US Firms to Post Bumper Earnings This Season Despite Iran War
US companies are expected to post strong earnings growth despite Iran war tensions, supported by AI demand, a weaker dollar, and fiscal stimulus.

US Firms to Post Bumper Earnings This Season Despite Iran War
(Investorideas.com Newswire) a go-to platform for big investing ideas, including energy stocks issues market commentary from deVere Group.
Corporate America is set to deliver bumper earnings despite the Iran war, predicts the CEO of one of the world’s largest independent financial advisory organisations.
The bullish prediction from Nigel Green of deVere Group comes as expectations for first-quarter earnings across the S&P 500 continue to climb, even against a backdrop of heightened geopolitical tension in the Middle East and elevated oil prices.
Bank of America and Morgan Stanley report today, Netflix and PepsiCo tomorrow, with Big Tech—including Microsoft, Alphabet, Apple, and Amazon—all next week.
“Corporate America is heading into this earnings season with serious momentum,” says Nigel Green.
“Forecasts have strengthened in recent weeks, and the underlying drivers are clear: a weaker dollar, robust fiscal stimulus under President Trump, and resilient global demand.”
Analysts now expect S&P 500 companies to deliver double-digit earnings growth for the first quarter of 2026, with consensus estimates pointing to around 12% year-on-year expansion.
Some projections suggest growth could push closer to 18–19%, marking one of the strongest quarters since the post-pandemic rebound period.
“Markets have absorbed a surge in oil prices and ongoing geopolitical strain without derailing earnings expectations,” the deVere CEO explains.
“Investors are recognizing that the macro environment, while noisy, is not undermining corporate profitability.”
He points to the policies of President Donald Trump as a critical force shaping the current outlook.
“The administration’s tax and spending agenda is feeding directly into earnings strength,” he says.
“Incentives for capital investment, alongside broader tax cuts, are driving business activity and supporting margins at a time when companies are also benefiting from operational discipline built over recent years.”
Currency dynamics are adding further support.
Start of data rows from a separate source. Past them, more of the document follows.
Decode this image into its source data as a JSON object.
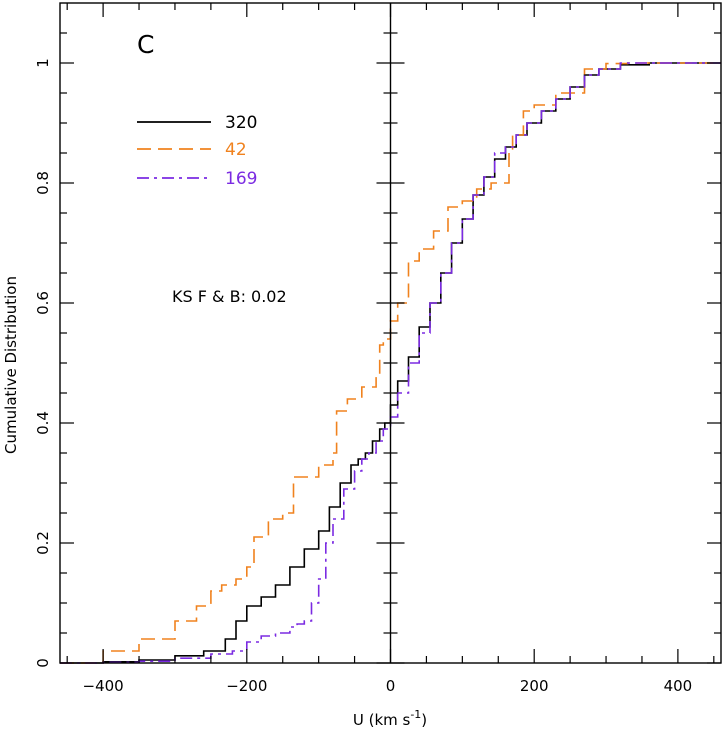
{
  "chart_data": {
    "type": "line",
    "subtype": "cumulative-distribution-step",
    "panel_label": "C",
    "xlabel_main": "U (km s",
    "xlabel_sup": "-1",
    "xlabel_close": ")",
    "ylabel": "Cumulative Distribution",
    "xlim": [
      -460,
      460
    ],
    "ylim": [
      0,
      1.1
    ],
    "xticks_major": [
      -400,
      -200,
      0,
      200,
      400
    ],
    "xtick_labels": [
      "−400",
      "−200",
      "0",
      "200",
      "400"
    ],
    "yticks_major": [
      0,
      0.2,
      0.4,
      0.6,
      0.8,
      1
    ],
    "ytick_labels": [
      "0",
      "0.2",
      "0.4",
      "0.6",
      "0.8",
      "1"
    ],
    "vertical_line_at": 0,
    "annotation": "KS F & B: 0.02",
    "legend_placement": "top-left",
    "series": [
      {
        "name": "320",
        "color": "#000000",
        "style": "solid",
        "x": [
          -460,
          -400,
          -350,
          -300,
          -260,
          -230,
          -215,
          -200,
          -180,
          -160,
          -140,
          -120,
          -100,
          -85,
          -70,
          -55,
          -45,
          -35,
          -25,
          -15,
          -8,
          0,
          10,
          25,
          40,
          55,
          70,
          85,
          100,
          115,
          130,
          145,
          160,
          175,
          190,
          210,
          230,
          250,
          270,
          290,
          320,
          360,
          460
        ],
        "y": [
          0,
          0.002,
          0.005,
          0.012,
          0.02,
          0.04,
          0.07,
          0.095,
          0.11,
          0.13,
          0.16,
          0.19,
          0.22,
          0.26,
          0.3,
          0.33,
          0.34,
          0.35,
          0.37,
          0.39,
          0.4,
          0.43,
          0.47,
          0.51,
          0.56,
          0.6,
          0.65,
          0.7,
          0.74,
          0.78,
          0.81,
          0.84,
          0.86,
          0.88,
          0.9,
          0.92,
          0.94,
          0.96,
          0.98,
          0.99,
          0.997,
          1,
          1
        ]
      },
      {
        "name": "42",
        "color": "#f0821e",
        "style": "dashed",
        "x": [
          -460,
          -400,
          -350,
          -300,
          -270,
          -250,
          -235,
          -215,
          -200,
          -190,
          -170,
          -150,
          -135,
          -120,
          -100,
          -80,
          -75,
          -60,
          -40,
          -20,
          -15,
          -10,
          0,
          10,
          25,
          40,
          60,
          80,
          100,
          120,
          140,
          160,
          165,
          170,
          185,
          200,
          230,
          270,
          300,
          330,
          460
        ],
        "y": [
          0,
          0.02,
          0.04,
          0.07,
          0.095,
          0.12,
          0.13,
          0.14,
          0.16,
          0.21,
          0.24,
          0.25,
          0.31,
          0.31,
          0.33,
          0.35,
          0.42,
          0.44,
          0.46,
          0.48,
          0.53,
          0.54,
          0.57,
          0.6,
          0.67,
          0.69,
          0.72,
          0.76,
          0.77,
          0.79,
          0.8,
          0.8,
          0.85,
          0.88,
          0.92,
          0.93,
          0.95,
          0.99,
          0.999,
          1,
          1
        ]
      },
      {
        "name": "169",
        "color": "#7b2be2",
        "style": "dashdot",
        "x": [
          -460,
          -400,
          -350,
          -300,
          -250,
          -220,
          -200,
          -180,
          -160,
          -140,
          -130,
          -120,
          -110,
          -100,
          -90,
          -80,
          -65,
          -50,
          -40,
          -30,
          -20,
          -10,
          0,
          10,
          25,
          40,
          55,
          70,
          85,
          100,
          115,
          130,
          145,
          160,
          175,
          190,
          210,
          230,
          250,
          270,
          290,
          320,
          460
        ],
        "y": [
          0,
          0.001,
          0.003,
          0.008,
          0.015,
          0.02,
          0.035,
          0.045,
          0.05,
          0.06,
          0.065,
          0.07,
          0.1,
          0.14,
          0.2,
          0.24,
          0.29,
          0.32,
          0.34,
          0.35,
          0.37,
          0.39,
          0.41,
          0.45,
          0.5,
          0.55,
          0.6,
          0.65,
          0.7,
          0.74,
          0.78,
          0.81,
          0.85,
          0.86,
          0.88,
          0.9,
          0.92,
          0.94,
          0.96,
          0.98,
          0.99,
          1,
          1
        ]
      }
    ]
  }
}
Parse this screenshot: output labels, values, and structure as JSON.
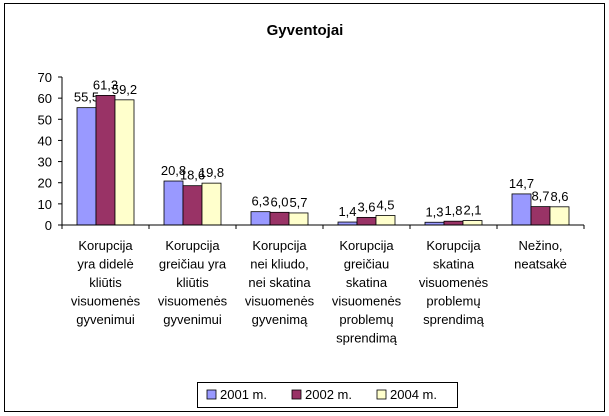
{
  "chart_data": {
    "type": "bar",
    "title": "Gyventojai",
    "categories": [
      [
        "Korupcija",
        "yra didelė",
        "kliūtis",
        "visuomenės",
        "gyvenimui"
      ],
      [
        "Korupcija",
        "greičiau yra",
        "kliūtis",
        "visuomenės",
        "gyvenimui"
      ],
      [
        "Korupcija",
        "nei kliudo,",
        "nei skatina",
        "visuomenės",
        "gyvenimą"
      ],
      [
        "Korupcija",
        "greičiau",
        "skatina",
        "visuomenės",
        "problemų",
        "sprendimą"
      ],
      [
        "Korupcija",
        "skatina",
        "visuomenės",
        "problemų",
        "sprendimą"
      ],
      [
        "Nežino,",
        "neatsakė"
      ]
    ],
    "series": [
      {
        "name": "2001 m.",
        "color": "#9999ff",
        "values": [
          55.5,
          20.8,
          6.3,
          1.4,
          1.3,
          14.7
        ],
        "value_labels": [
          "55,5",
          "20,8",
          "6,3",
          "1,4",
          "1,3",
          "14,7"
        ]
      },
      {
        "name": "2002 m.",
        "color": "#993366",
        "values": [
          61.3,
          18.6,
          6.0,
          3.6,
          1.8,
          8.7
        ],
        "value_labels": [
          "61,3",
          "18,6",
          "6,0",
          "3,6",
          "1,8",
          "8,7"
        ]
      },
      {
        "name": "2004 m.",
        "color": "#ffffcc",
        "values": [
          59.2,
          19.8,
          5.7,
          4.5,
          2.1,
          8.6
        ],
        "value_labels": [
          "59,2",
          "19,8",
          "5,7",
          "4,5",
          "2,1",
          "8,6"
        ]
      }
    ],
    "ylim": [
      0,
      70
    ],
    "yticks": [
      0,
      10,
      20,
      30,
      40,
      50,
      60,
      70
    ],
    "grid": false,
    "legend": "bottom"
  }
}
The US dollar remains weaker compared with its levels at the start of 2025, boosting the overseas earnings of multinational corporations.
“A softer dollar is a powerful tailwind for US companies with global exposure,” he notes.
“Sectors such as tech, materials, and energy are seeing revenue translated more favorably, which flows through into stronger earnings prints.”
He adds that the earnings story is not uniform across sectors, with clear divergence emerging beneath the headline numbers.
“Tech continues to dominate the earnings narrative,” he says.
“Large-cap innovators remain the primary engine of profit growth, driven by sustained demand for AI and tech infrastructure.
“Energy is benefiting from higher commodity prices, although prior weakness means the rebound is more measured than some might expect.”
“Industrials and other energy-intensive sectors are under greater pressure from rising input costs,” Nigel Green continues.
“This dispersion reinforces the importance of selective positioning rather than broad-brush exposure.”
These results will be pivotal. Financials will give a read on economic momentum, while tech will determine whether the market’s earnings expectations remain justified.
Recent market performance underscores the resilience he describes. Equities have rebounded strongly following news of a temporary ceasefire between the US and Iran, with the S&P 500 recovering close to pre-conflict levels.
“Investors are looking through short-term geopolitical events and focusing on fundamentals,” he says. “Earnings growth of this magnitude provides a strong anchor for valuations.”
Nigel Green argues that the current environment highlights a recurring pattern in markets.
“Periods of uncertainty often coincide with opportunity,” he says.
“Geopolitical tensions, currency shifts, and policy changes create volatility, but they don’t automatically translate into weaker corporate performance.”
He concludes: “Strong earnings in the face of global volatility reinforce a key principle: staying invested remains essential.”